In the past, it took Ancestry.com roughly 24 to 48 hours to make any changes to email marketing messages because collecting data, analyzing it, and forwarding it to an email marketing solution was so complex, but Tealium’s technology cut the process down to three to four seconds by streamlining it with limited IT involvement. Ultimately, the tag-based approach to defining audience groups allowed Ancestry.com to start effecting changes in marketing messaging across all of its channels immediately, according to Fiske.

“We’re able to use a lot more of the data that’s available to influence our marketing across channels where we previously weren’t able to, and have that richness of data and richness of interaction with the customer,” he explains.
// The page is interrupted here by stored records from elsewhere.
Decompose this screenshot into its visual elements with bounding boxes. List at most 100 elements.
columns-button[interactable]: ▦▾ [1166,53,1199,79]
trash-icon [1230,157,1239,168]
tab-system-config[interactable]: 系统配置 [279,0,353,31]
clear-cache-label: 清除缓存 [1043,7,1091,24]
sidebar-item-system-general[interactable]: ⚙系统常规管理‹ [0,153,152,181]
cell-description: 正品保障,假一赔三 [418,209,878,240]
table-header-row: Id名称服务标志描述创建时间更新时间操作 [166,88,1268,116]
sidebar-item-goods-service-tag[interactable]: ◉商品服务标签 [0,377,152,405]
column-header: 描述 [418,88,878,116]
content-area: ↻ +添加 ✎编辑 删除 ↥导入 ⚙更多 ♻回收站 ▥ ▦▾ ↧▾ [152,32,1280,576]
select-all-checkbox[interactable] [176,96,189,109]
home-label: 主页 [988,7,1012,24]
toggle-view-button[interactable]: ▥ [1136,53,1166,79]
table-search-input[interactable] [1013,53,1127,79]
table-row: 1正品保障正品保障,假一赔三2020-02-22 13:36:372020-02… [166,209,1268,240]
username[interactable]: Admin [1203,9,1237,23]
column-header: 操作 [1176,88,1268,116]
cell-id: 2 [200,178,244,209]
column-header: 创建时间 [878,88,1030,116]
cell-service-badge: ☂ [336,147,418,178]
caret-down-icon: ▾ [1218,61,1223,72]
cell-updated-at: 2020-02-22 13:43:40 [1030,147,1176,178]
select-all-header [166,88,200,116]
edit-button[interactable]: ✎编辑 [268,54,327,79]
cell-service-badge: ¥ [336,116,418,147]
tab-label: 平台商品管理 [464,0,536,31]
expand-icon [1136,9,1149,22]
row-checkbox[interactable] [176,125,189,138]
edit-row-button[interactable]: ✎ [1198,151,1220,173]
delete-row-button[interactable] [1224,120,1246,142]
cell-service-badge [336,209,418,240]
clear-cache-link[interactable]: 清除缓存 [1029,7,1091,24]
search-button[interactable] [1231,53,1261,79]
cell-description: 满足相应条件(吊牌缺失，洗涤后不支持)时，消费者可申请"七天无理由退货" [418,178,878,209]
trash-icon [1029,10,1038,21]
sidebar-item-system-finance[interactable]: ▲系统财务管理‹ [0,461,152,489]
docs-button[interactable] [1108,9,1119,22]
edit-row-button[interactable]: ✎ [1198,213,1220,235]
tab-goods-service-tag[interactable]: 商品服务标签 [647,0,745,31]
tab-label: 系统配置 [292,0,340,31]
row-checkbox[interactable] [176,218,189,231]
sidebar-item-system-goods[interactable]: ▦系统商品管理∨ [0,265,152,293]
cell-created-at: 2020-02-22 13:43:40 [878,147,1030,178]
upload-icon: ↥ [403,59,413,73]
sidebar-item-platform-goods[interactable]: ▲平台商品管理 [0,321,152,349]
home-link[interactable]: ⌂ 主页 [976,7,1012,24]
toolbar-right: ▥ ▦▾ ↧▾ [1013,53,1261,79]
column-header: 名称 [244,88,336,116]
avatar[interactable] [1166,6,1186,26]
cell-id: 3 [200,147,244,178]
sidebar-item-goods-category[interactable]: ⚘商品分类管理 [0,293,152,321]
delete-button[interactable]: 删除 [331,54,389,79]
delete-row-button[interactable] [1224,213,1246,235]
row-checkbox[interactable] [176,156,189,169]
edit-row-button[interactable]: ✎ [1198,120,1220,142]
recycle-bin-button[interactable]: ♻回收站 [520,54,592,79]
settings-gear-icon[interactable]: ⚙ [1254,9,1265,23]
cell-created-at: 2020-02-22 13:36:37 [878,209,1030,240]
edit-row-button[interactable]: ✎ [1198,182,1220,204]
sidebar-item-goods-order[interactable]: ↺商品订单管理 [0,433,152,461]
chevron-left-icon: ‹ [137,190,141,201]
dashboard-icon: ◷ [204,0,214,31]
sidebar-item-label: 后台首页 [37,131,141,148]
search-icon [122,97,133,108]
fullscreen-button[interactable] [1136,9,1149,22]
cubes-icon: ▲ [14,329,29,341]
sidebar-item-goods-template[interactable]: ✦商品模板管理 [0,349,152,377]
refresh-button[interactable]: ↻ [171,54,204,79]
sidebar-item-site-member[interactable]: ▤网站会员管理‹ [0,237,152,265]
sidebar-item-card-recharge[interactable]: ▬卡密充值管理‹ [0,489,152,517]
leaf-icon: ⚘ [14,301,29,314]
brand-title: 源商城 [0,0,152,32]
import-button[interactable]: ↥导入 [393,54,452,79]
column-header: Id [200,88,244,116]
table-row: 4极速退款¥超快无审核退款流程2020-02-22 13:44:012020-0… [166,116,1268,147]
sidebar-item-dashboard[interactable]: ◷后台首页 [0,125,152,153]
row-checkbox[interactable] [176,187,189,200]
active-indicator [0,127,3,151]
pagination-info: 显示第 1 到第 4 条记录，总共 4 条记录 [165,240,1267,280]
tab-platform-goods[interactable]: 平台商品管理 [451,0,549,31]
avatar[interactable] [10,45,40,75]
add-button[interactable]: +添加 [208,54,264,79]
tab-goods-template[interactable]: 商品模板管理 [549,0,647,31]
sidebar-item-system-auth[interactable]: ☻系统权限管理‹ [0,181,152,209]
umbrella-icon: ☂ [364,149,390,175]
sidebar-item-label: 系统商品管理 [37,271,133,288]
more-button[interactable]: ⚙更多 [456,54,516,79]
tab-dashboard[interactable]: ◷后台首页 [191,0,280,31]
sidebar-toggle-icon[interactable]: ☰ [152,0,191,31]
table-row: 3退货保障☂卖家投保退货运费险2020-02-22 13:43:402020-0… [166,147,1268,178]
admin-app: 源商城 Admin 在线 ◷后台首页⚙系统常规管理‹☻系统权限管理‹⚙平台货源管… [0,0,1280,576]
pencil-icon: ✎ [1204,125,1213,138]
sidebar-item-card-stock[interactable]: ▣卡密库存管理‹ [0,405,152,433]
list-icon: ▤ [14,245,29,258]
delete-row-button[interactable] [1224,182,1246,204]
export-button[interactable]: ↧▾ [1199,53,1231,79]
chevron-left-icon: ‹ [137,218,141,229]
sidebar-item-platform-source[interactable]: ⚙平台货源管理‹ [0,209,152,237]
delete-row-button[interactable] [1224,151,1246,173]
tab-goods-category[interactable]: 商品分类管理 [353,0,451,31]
Since launching AudienceStream last year, Tealium has continued to innovate, creating what the company calls “the industry’s first data layer wizard.” While a TMS would ultimately put tag management into the hands of marketers, the initial implementation of a traditional system would still largely rely on IT. Tealium’s wizard, however, is designed to help marketers tackle that TMS implementation hurdle, and take more control of weaving their digital technology stack through tag management to create a deeply customized marketing cloud. 

The wizard guides users through a series of steps to bring different solutions and applications together, grouping them into bundles sorted by channel and platform. The result is a comprehensive data layer, presented in “one common language” and one interface that enables marketers to “mix and match” their solutions across vendors, Jay McCarthy, vice president of product at Tealium, explains. Tealium’s goal, Chief Marketing Officer Tracey Hansen adds, is to provide customers with a do-it-yourself approach to the marketing cloud. 

“We don’t want clients to be limited by the marketing clouds that big vendors like Salesforce.com or Adobe have built. We want to give them the chance to build their own marketing cloud, and give them the freedom to choose any number of solutions that work for them,” Hansen says. “Some customers are able to get what they need from just a few vendors and have fifteen to twenty tags on their sites, but many have hundreds of tags in place,” she adds. Currently, Tealium supports almost 700 vendor tag integrations, which makes adding a new solution or building an entirely customized marketing cloud “super simple,” Hansen says. 

 

A Word of Caution

Despite the simplicity and depth of functionality that the industry’s top tag management solutions can offer, even the most powerful tag tools can’t solve the entire data dilemma that most companies face. While a tag management solution can help with organizing data and making it actionable, it’s up to marketers to harness insight and determine which actions to take. 

“Tag management solutions can get you a ton of good information, but marketers have to make sure that their companies are actually set up to use that information. Once you get the data, you have to analyze it, visualize it, and act on it,” Scott Houchin, managing principal at eClerx, a company that provides operational support, data management, and analytics solutions, says. “Otherwise you could be spending over 10 percent of your marketing budget on tag management, and end up with all this data that you’re not acting on. That would be a total waste,” he adds. 

Though tag management is not an “easy fix” for a complex problem, a powerful tag management solution could “get you halfway there,” according to Altimeter Group’s Jones. The space is maturing quickly, and so is adoption. With the right combination of business intelligence and marketing solutions to take full advantage of its capabilities, tag management can become the cornerstone of a brand’s marketing technology stack. “At this point, it’s plain and simple: You need tag management,” Jones says.